Wiederum sind die Bataillonskommandeure kürzlich durch eine hoch kompetente Autorität sehr gelobt worden. Es wurde gesagt, daß sie ihrer Aufgabe voll gewachsen scheinen, während die Kompanieoffiziere das nicht immer wären. Wir sind keineswegs geneigt. wie man oben bemerkt haben wird, die letztere Feststellung zu bezweifeln, aber wir müssen sagen, daß die erwähnte hohe Autorität, wenn sie die Oberstleutnants und Majore nicht bei einer großen Revue, sondern beim einfachen Bataillonsexerzieren gesehen hätte, wahrscheinlich eine etwas andere Meinung geäußert haben würde. Bei einer großen Revue wird kein Stabsoffizier, der ein Bataillon führt, versuchen, wenn er nicht seiner Sache voll gewachsen ist, auf eigene Verantwortung zu handeln. Er hat seinen Adjutanten als Souffleur, der weiß, was zu tun ist. Es wird von ihm entsprechend vorgesagt, und der Stabsoffizier führt seine Sache gut durch, während sich der arme Hauptmann durch seine Aufgabe ganz ohne Souffleur durchstümpern muß. Aber man schaue sich denselben Stabsoffizier beim Bataillonsexerzieren an! Da beobachten ihn keines aufmerksamen Generals Blicke; da führt er die Oberherrschaft; und da muß der Adjutant oft genug den Platz einnehmen, der ihm im Reglement der Königin vorgeschrieben wird, und muß seine Ratschläge für sich behalten, bis er danach gefragt wird oder bis die Verwirrung komplett ist. Das ist der Platz, wo man den Freiwilligen-Stabs- |387| offizier im rechten Lichte sieht. Er ist da, um seine Soldaten im Bataillonsexerzieren auszubilden, aber da er in dieser Wissenschaft selbst nicht perfekt ist, so profitiert er von der Existenz der Soldaten, um sich selbst darin auszubilden. Wie die Alten sagten: docendo discimus |lehrend lernen wir|. Aber wenn der Lehrer in der Sache, die er zu lehren hat, nicht auf festen Füßen steht, entstehen leicht Fehler und Verwirrungen, und das kommt unglücklicherweise oft genug vor. Das wird weder dazu beitragen, Fertigkeiten beim Exerzieren eines Freiwilligen-Bataillons zu erlangen, noch dazu, das Vertrauen in seinen Kommandeur zu erhöhen, wenn die Soldaten herausfinden, daß das Bataillonsexerzieren für sie nichts weiter bedeutet, als ihrem kommandierenden Stabsoffizier Gelegenheit zu geben, das Exerzieren selbst erst einmal zu lernen. Dabei werden sie oftmals ohne Zweck hierhin und dorthin gestoßen, und man erwartet von den Soldaten, daß sie durch ihr höheres Wissen die Fehler des vorgesetzten Offiziers korrigieren.

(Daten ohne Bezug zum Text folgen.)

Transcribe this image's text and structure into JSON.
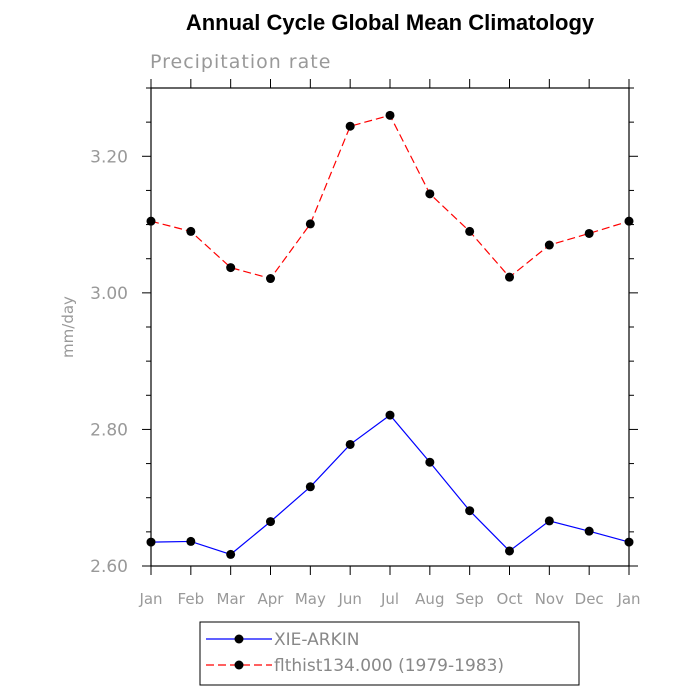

Wir wollen nicht behaupten, daß sich die kommandierenden Freiwilligen-Offiziere nicht bemüht hätten, militärische Kenntnisse zu erlernen, aber wir sagen mit voller Überzeugung, daß, wenn Zivilisten nicht so leicht Kompanieoffiziere werden können wie gemeine Soldaten, es für sie weit schwieriger ist, Stabsoffiziere zu werden. Wir müssen auf Grund der bloßen Erfahrung beim Bataillonsexerzieren zu dem Schluß kommen, daß nur Berufssoldaten imstande sind, Bataillone zu kommandieren. Und wenn wir in Betracht ziehen, daß das Exerzieren nur ein Teil der Pflichten eines Stabsoffiziers ist, daß der Kommandeur eines Bataillons, der für selbständige Aufgaben detachiert werden kann, wo er auf eigene Verantwortung zu agieren hat, die Kenntnis höherer Taktik braucht, so müssen wir sagen, daß wir sehr bedauern würden, das Leben von 600 oder 1.000 Mann der Führung solcher Zivilisten anvertraut zu sehen, die jetzt die große Mehrheit der Bataillonskommandeure bilden.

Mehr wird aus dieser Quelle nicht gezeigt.